Warum metakommunikatives Begleitbewusstsein die Perspektiven verändert

Warum metakommunikatives Begleitbewusstsein die Perspektiven verändert

Die Sprache hält viele Denkfallen bereit, wenn wir unreflektiert mit ihr umgehen. Sie verführt uns zu einem elementalistischen Denken und einem Denken in Dingen. „Der Wind hat sich gelegt.“ – Wo ist der Wind, wenn er sich gelegt hat. „Wir gestalten Zukunft“ – Ist Zukunft so etwas wie ein Morgending, oder ist es nicht vielmehr so, dass in jedem Augenblick im Hier und Heute Altes, das noch zu stark ist, um zu weichen, mit Neuem ringt, das noch zu schwach ist, um sich durchzusetzen.

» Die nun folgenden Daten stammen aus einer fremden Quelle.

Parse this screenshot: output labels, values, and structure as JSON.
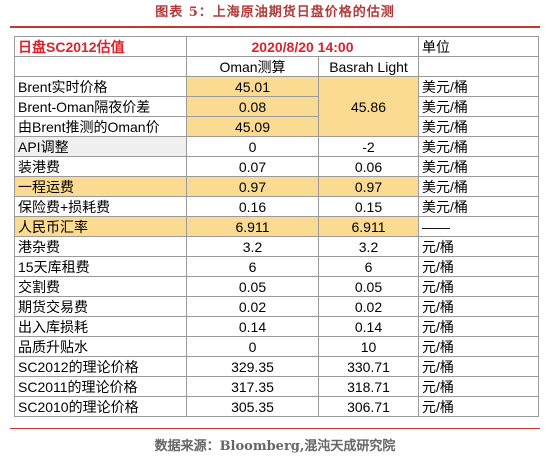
{
  "figure_title": "图表 5：上海原油期货日盘价格的估测",
  "header": {
    "label": "日盘SC2012估值",
    "datetime": "2020/8/20 14:00",
    "unit": "单位"
  },
  "subheader": {
    "oman": "Oman测算",
    "basrah": "Basrah Light"
  },
  "rows": [
    {
      "label": "Brent实时价格",
      "oman": "45.01",
      "basrah": "",
      "unit": "美元/桶"
    },
    {
      "label": "Brent-Oman隔夜价差",
      "oman": "0.08",
      "basrah": "45.86",
      "unit": "美元/桶"
    },
    {
      "label": "由Brent推测的Oman价",
      "oman": "45.09",
      "basrah": "",
      "unit": "美元/桶"
    },
    {
      "label": "API调整",
      "oman": "0",
      "basrah": "-2",
      "unit": "美元/桶"
    },
    {
      "label": "装港费",
      "oman": "0.07",
      "basrah": "0.06",
      "unit": "美元/桶"
    },
    {
      "label": "一程运费",
      "oman": "0.97",
      "basrah": "0.97",
      "unit": "美元/桶"
    },
    {
      "label": "保险费+损耗费",
      "oman": "0.16",
      "basrah": "0.15",
      "unit": "美元/桶"
    },
    {
      "label": "人民币汇率",
      "oman": "6.911",
      "basrah": "6.911",
      "unit": "——"
    },
    {
      "label": "港杂费",
      "oman": "3.2",
      "basrah": "3.2",
      "unit": "元/桶"
    },
    {
      "label": "15天库租费",
      "oman": "6",
      "basrah": "6",
      "unit": "元/桶"
    },
    {
      "label": "交割费",
      "oman": "0.05",
      "basrah": "0.05",
      "unit": "元/桶"
    },
    {
      "label": "期货交易费",
      "oman": "0.02",
      "basrah": "0.02",
      "unit": "元/桶"
    },
    {
      "label": "出入库损耗",
      "oman": "0.14",
      "basrah": "0.14",
      "unit": "元/桶"
    },
    {
      "label": "品质升贴水",
      "oman": "0",
      "basrah": "10",
      "unit": "元/桶"
    },
    {
      "label": "SC2012的理论价格",
      "oman": "329.35",
      "basrah": "330.71",
      "unit": "元/桶"
    },
    {
      "label": "SC2011的理论价格",
      "oman": "317.35",
      "basrah": "318.71",
      "unit": "元/桶"
    },
    {
      "label": "SC2010的理论价格",
      "oman": "305.35",
      "basrah": "306.71",
      "unit": "元/桶"
    }
  ],
  "source": "数据来源：Bloomberg,混沌天成研究院",
  "colors": {
    "highlight": "#fbdb92",
    "accent_red": "#d9232d",
    "title_red": "#b23a3a"
  }
}
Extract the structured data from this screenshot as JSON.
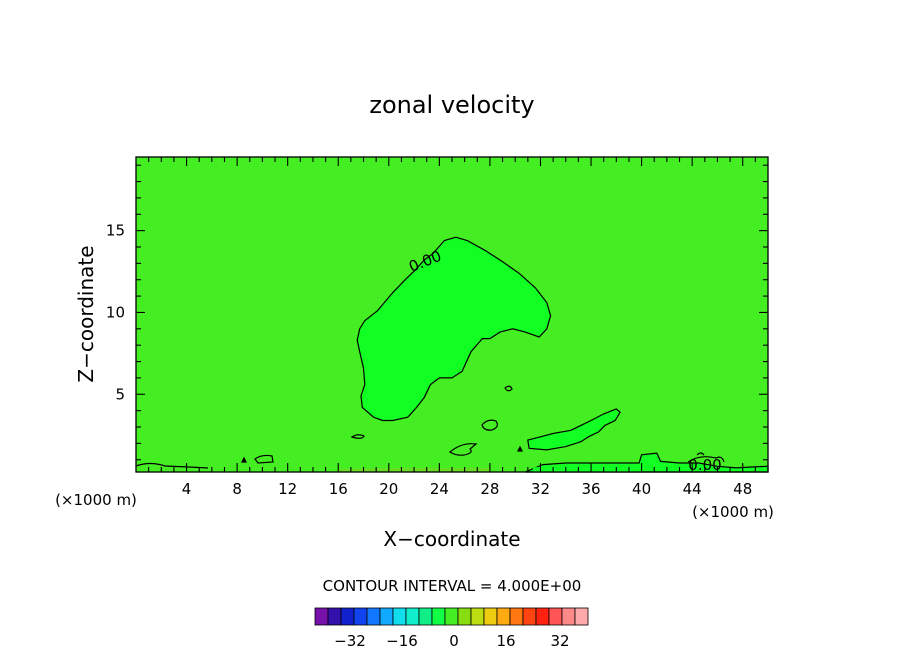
{
  "chart_data": {
    "type": "heatmap",
    "title": "zonal velocity",
    "xlabel": "X−coordinate",
    "ylabel": "Z−coordinate",
    "x_unit_label": "(×1000 m)",
    "x_unit_label_right": "(×1000 m)",
    "xlim": [
      0,
      50
    ],
    "ylim": [
      0.25,
      19.5
    ],
    "x_ticks": [
      4,
      8,
      12,
      16,
      20,
      24,
      28,
      32,
      36,
      40,
      44,
      48
    ],
    "y_ticks": [
      5,
      10,
      15
    ],
    "contour_interval_text": "CONTOUR INTERVAL = 4.000E+00",
    "contour_labels": [
      "0.00",
      "0.00"
    ],
    "background_color": "#44ee22",
    "regions": [
      {
        "name": "positive lobe",
        "color": "#11ff22",
        "points": [
          [
            18.8,
            3.6
          ],
          [
            19.5,
            3.4
          ],
          [
            20.3,
            3.4
          ],
          [
            21.5,
            3.6
          ],
          [
            22.2,
            4.2
          ],
          [
            22.8,
            4.8
          ],
          [
            23.3,
            5.6
          ],
          [
            24.0,
            6.0
          ],
          [
            25.0,
            6.0
          ],
          [
            25.8,
            6.4
          ],
          [
            26.5,
            7.6
          ],
          [
            27.4,
            8.4
          ],
          [
            28.0,
            8.4
          ],
          [
            28.8,
            8.8
          ],
          [
            29.8,
            9.0
          ],
          [
            30.8,
            8.8
          ],
          [
            31.9,
            8.5
          ],
          [
            32.5,
            9.0
          ],
          [
            32.8,
            9.8
          ],
          [
            32.5,
            10.6
          ],
          [
            31.6,
            11.5
          ],
          [
            30.3,
            12.4
          ],
          [
            29.0,
            13.1
          ],
          [
            27.6,
            13.8
          ],
          [
            26.2,
            14.4
          ],
          [
            25.3,
            14.6
          ],
          [
            24.4,
            14.4
          ],
          [
            23.5,
            13.6
          ],
          [
            22.8,
            13.2
          ],
          [
            22.1,
            12.6
          ],
          [
            21.3,
            12.0
          ],
          [
            20.3,
            11.2
          ],
          [
            19.1,
            10.1
          ],
          [
            18.1,
            9.5
          ],
          [
            17.7,
            9.0
          ],
          [
            17.5,
            8.3
          ],
          [
            17.7,
            7.6
          ],
          [
            18.0,
            6.6
          ],
          [
            18.1,
            5.6
          ],
          [
            17.8,
            4.9
          ],
          [
            17.9,
            4.2
          ]
        ]
      },
      {
        "name": "near-surface positive",
        "color": "#11ff22",
        "points": [
          [
            30.8,
            0.25
          ],
          [
            32.2,
            0.7
          ],
          [
            34.0,
            0.8
          ],
          [
            36.0,
            0.8
          ],
          [
            38.0,
            0.8
          ],
          [
            39.8,
            0.8
          ],
          [
            40.0,
            1.3
          ],
          [
            41.2,
            1.4
          ],
          [
            41.5,
            0.9
          ],
          [
            43.0,
            0.8
          ],
          [
            44.5,
            0.8
          ],
          [
            46.0,
            0.6
          ],
          [
            47.5,
            0.5
          ],
          [
            48.5,
            0.55
          ],
          [
            50,
            0.6
          ],
          [
            50,
            0.25
          ]
        ]
      },
      {
        "name": "band 2-3 km",
        "color": "#11ff22",
        "points": [
          [
            31.0,
            2.2
          ],
          [
            32.0,
            2.4
          ],
          [
            33.0,
            2.6
          ],
          [
            34.4,
            2.8
          ],
          [
            35.2,
            3.1
          ],
          [
            36.0,
            3.4
          ],
          [
            37.0,
            3.8
          ],
          [
            38.0,
            4.1
          ],
          [
            38.3,
            3.9
          ],
          [
            37.9,
            3.4
          ],
          [
            37.1,
            3.1
          ],
          [
            36.6,
            2.7
          ],
          [
            35.8,
            2.4
          ],
          [
            35.2,
            2.1
          ],
          [
            34.0,
            1.8
          ],
          [
            32.5,
            1.6
          ],
          [
            31.1,
            1.7
          ]
        ]
      },
      {
        "name": "surface strip A",
        "color": "#66dd22",
        "points": [
          [
            16.0,
            0.25
          ],
          [
            16.0,
            0.45
          ],
          [
            20.0,
            0.5
          ],
          [
            24.0,
            0.5
          ],
          [
            28.0,
            0.5
          ],
          [
            28.0,
            0.25
          ]
        ]
      },
      {
        "name": "surface strip B",
        "color": "#11ff22",
        "points": [
          [
            31.4,
            0.25
          ],
          [
            31.4,
            0.55
          ],
          [
            36.0,
            0.55
          ],
          [
            40.0,
            0.55
          ],
          [
            40.0,
            0.25
          ]
        ]
      }
    ]
  }
}
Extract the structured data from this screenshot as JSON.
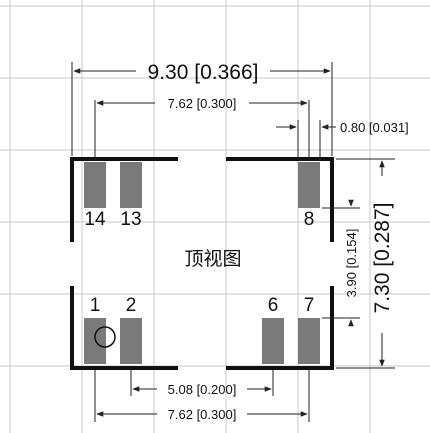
{
  "colors": {
    "grid": "#c8c8c8",
    "outline": "#111111",
    "pad": "#7a7a7a",
    "dimension_line": "#222222",
    "background": "#ffffff"
  },
  "view_label": "顶视图",
  "dimensions": {
    "overall_width": "9.30 [0.366]",
    "pad_span_top": "7.62 [0.300]",
    "pad_width": "0.80 [0.031]",
    "overall_height": "7.30 [0.287]",
    "pad_row_gap": "3.90 [0.154]",
    "pad_span_bottom_inner": "5.08 [0.200]",
    "pad_span_bottom": "7.62 [0.300]"
  },
  "pins": {
    "p14": "14",
    "p13": "13",
    "p8": "8",
    "p1": "1",
    "p2": "2",
    "p6": "6",
    "p7": "7"
  }
}
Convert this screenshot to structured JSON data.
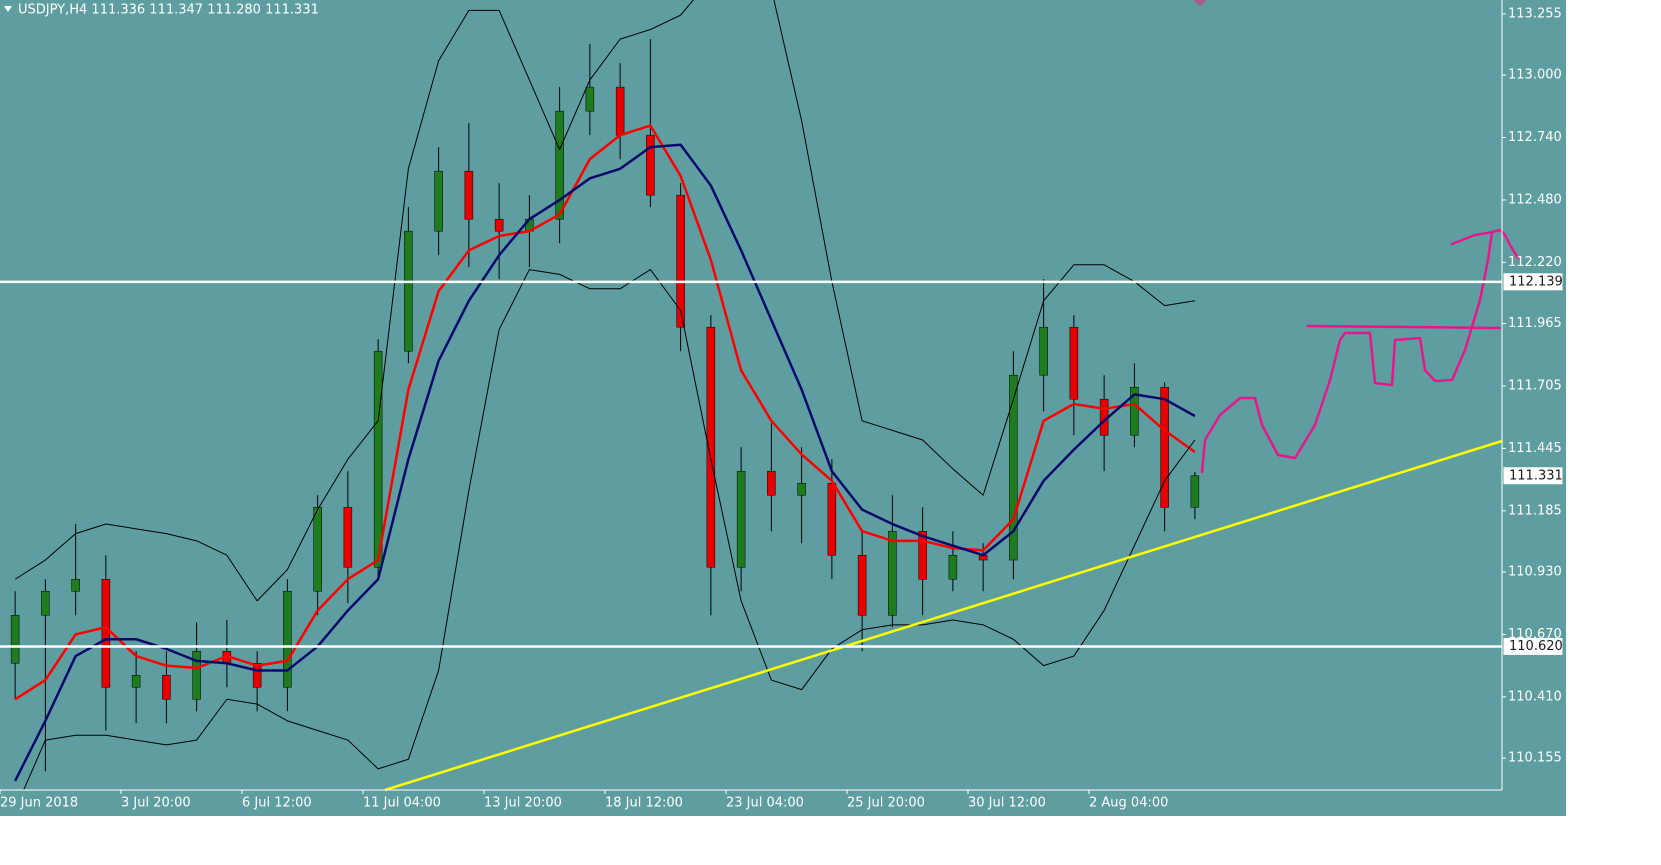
{
  "chart_data": {
    "type": "candlestick",
    "title": "USDJPY,H4  111.336 111.347 111.280 111.331",
    "categories": [
      "29 Jun 2018",
      null,
      null,
      null,
      "3 Jul 20:00",
      null,
      null,
      null,
      "6 Jul 12:00",
      null,
      null,
      null,
      "11 Jul 04:00",
      null,
      null,
      null,
      "13 Jul 20:00",
      null,
      null,
      null,
      "18 Jul 12:00",
      null,
      null,
      null,
      "23 Jul 04:00",
      null,
      null,
      null,
      "25 Jul 20:00",
      null,
      null,
      null,
      "30 Jul 12:00",
      null,
      null,
      null,
      "2 Aug 04:00",
      null,
      null,
      null
    ],
    "open": [
      110.55,
      110.75,
      110.85,
      110.9,
      110.45,
      110.5,
      110.4,
      110.6,
      110.55,
      110.45,
      110.85,
      111.2,
      110.95,
      111.85,
      112.35,
      112.6,
      112.4,
      112.35,
      112.4,
      112.85,
      112.95,
      112.75,
      112.5,
      111.95,
      110.95,
      111.35,
      111.25,
      111.3,
      111.0,
      110.75,
      111.1,
      110.9,
      111.0,
      110.98,
      111.75,
      111.95,
      111.65,
      111.5,
      111.7,
      111.2
    ],
    "high": [
      110.85,
      110.9,
      111.13,
      111.0,
      110.6,
      110.6,
      110.72,
      110.73,
      110.6,
      110.9,
      111.25,
      111.35,
      111.9,
      112.45,
      112.7,
      112.8,
      112.55,
      112.5,
      112.95,
      113.13,
      113.05,
      113.15,
      112.55,
      112.0,
      111.45,
      111.55,
      111.45,
      111.4,
      111.1,
      111.25,
      111.2,
      111.1,
      111.05,
      111.85,
      112.15,
      112.0,
      111.75,
      111.8,
      111.72,
      111.347
    ],
    "low": [
      110.4,
      110.1,
      110.75,
      110.27,
      110.3,
      110.3,
      110.35,
      110.45,
      110.35,
      110.35,
      110.75,
      110.8,
      110.9,
      111.8,
      112.25,
      112.2,
      112.15,
      112.2,
      112.3,
      112.75,
      112.65,
      112.45,
      111.85,
      110.75,
      110.85,
      111.1,
      111.05,
      110.9,
      110.6,
      110.7,
      110.75,
      110.85,
      110.85,
      110.9,
      111.6,
      111.5,
      111.35,
      111.45,
      111.1,
      111.15
    ],
    "close": [
      110.75,
      110.85,
      110.9,
      110.45,
      110.5,
      110.4,
      110.6,
      110.55,
      110.45,
      110.85,
      111.2,
      110.95,
      111.85,
      112.35,
      112.6,
      112.4,
      112.35,
      112.4,
      112.85,
      112.95,
      112.75,
      112.5,
      111.95,
      110.95,
      111.35,
      111.25,
      111.3,
      111.0,
      110.75,
      111.1,
      110.9,
      111.0,
      110.98,
      111.75,
      111.95,
      111.65,
      111.5,
      111.7,
      111.2,
      111.331
    ],
    "up_color": "#1e7b1e",
    "down_color": "#e60000",
    "wick_color": "#000000",
    "lines": [
      {
        "color": "#ff0000",
        "values": [
          110.4,
          110.48,
          110.67,
          110.7,
          110.58,
          110.54,
          110.53,
          110.58,
          110.54,
          110.56,
          110.77,
          110.9,
          110.98,
          111.69,
          112.1,
          112.27,
          112.33,
          112.35,
          112.42,
          112.65,
          112.75,
          112.79,
          112.58,
          112.23,
          111.77,
          111.56,
          111.42,
          111.31,
          111.1,
          111.06,
          111.06,
          111.03,
          111.02,
          111.15,
          111.56,
          111.63,
          111.61,
          111.63,
          111.52,
          111.43
        ]
      },
      {
        "color": "#0a0a6e",
        "values": [
          110.06,
          110.31,
          110.58,
          110.65,
          110.65,
          110.61,
          110.56,
          110.55,
          110.52,
          110.52,
          110.62,
          110.77,
          110.9,
          111.4,
          111.81,
          112.06,
          112.25,
          112.4,
          112.48,
          112.57,
          112.61,
          112.7,
          112.71,
          112.54,
          112.27,
          111.98,
          111.69,
          111.35,
          111.19,
          111.13,
          111.08,
          111.04,
          111.0,
          111.1,
          111.31,
          111.44,
          111.56,
          111.67,
          111.65,
          111.58
        ]
      },
      {
        "color": "#000000",
        "values": [
          110.9,
          110.98,
          111.09,
          111.13,
          111.11,
          111.09,
          111.06,
          111.0,
          110.81,
          110.94,
          111.19,
          111.4,
          111.56,
          112.61,
          113.06,
          113.27,
          113.27,
          112.98,
          112.69,
          112.98,
          113.15,
          113.19,
          113.25,
          113.4,
          113.44,
          113.36,
          112.81,
          112.14,
          111.56,
          111.52,
          111.48,
          111.36,
          111.25,
          111.65,
          112.06,
          112.21,
          112.21,
          112.14,
          112.04,
          112.06
        ]
      },
      {
        "color": "#000000",
        "values": [
          109.94,
          110.23,
          110.25,
          110.25,
          110.23,
          110.21,
          110.23,
          110.4,
          110.38,
          110.31,
          110.27,
          110.23,
          110.11,
          110.15,
          110.52,
          111.27,
          111.94,
          112.19,
          112.17,
          112.11,
          112.11,
          112.19,
          112.02,
          111.4,
          110.81,
          110.48,
          110.44,
          110.61,
          110.69,
          110.71,
          110.71,
          110.73,
          110.71,
          110.65,
          110.54,
          110.58,
          110.77,
          111.04,
          111.31,
          111.48
        ]
      }
    ],
    "hlines": [
      {
        "value": 112.139,
        "color": "#ffffff"
      },
      {
        "value": {
          "value": 110.62,
          "label": "110.620"
        },
        "color": "#ffffff"
      }
    ],
    "last_price": 111.331,
    "ylim": [
      110.022,
      113.313
    ],
    "yticks": [
      113.255,
      {
        "value": 113,
        "label": "113.000"
      },
      {
        "value": 112.74,
        "label": "112.740"
      },
      {
        "value": 112.48,
        "label": "112.480"
      },
      {
        "value": 112.22,
        "label": "112.220"
      },
      111.965,
      111.705,
      111.445,
      111.185,
      {
        "value": 110.93,
        "label": "110.930"
      },
      {
        "value": 110.67,
        "label": "110.670"
      },
      {
        "value": 110.41,
        "label": "110.410"
      },
      110.155
    ],
    "background": "#5f9ea0",
    "grid": false
  }
}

Auch in zwischenmenschlichen Beziehungen verführt uns das gewohnheitsmäßige Sprechen dazu Dinge zu sagen, deren Wirkung wir nicht beabsichtigt hatten: »Ein Mann, der Herrn K. lange nicht gesehen hatte, begrüßte ihn mit den Worten: ›Sie haben sich gar nicht verändert.‹ ›Oh!‹ sagte Herr K. und erbleichte.« 

Nur ein metakommunikatives Begleitbewusstsein liefert uns die angemessene Karte für noch unbekanntes Gelände.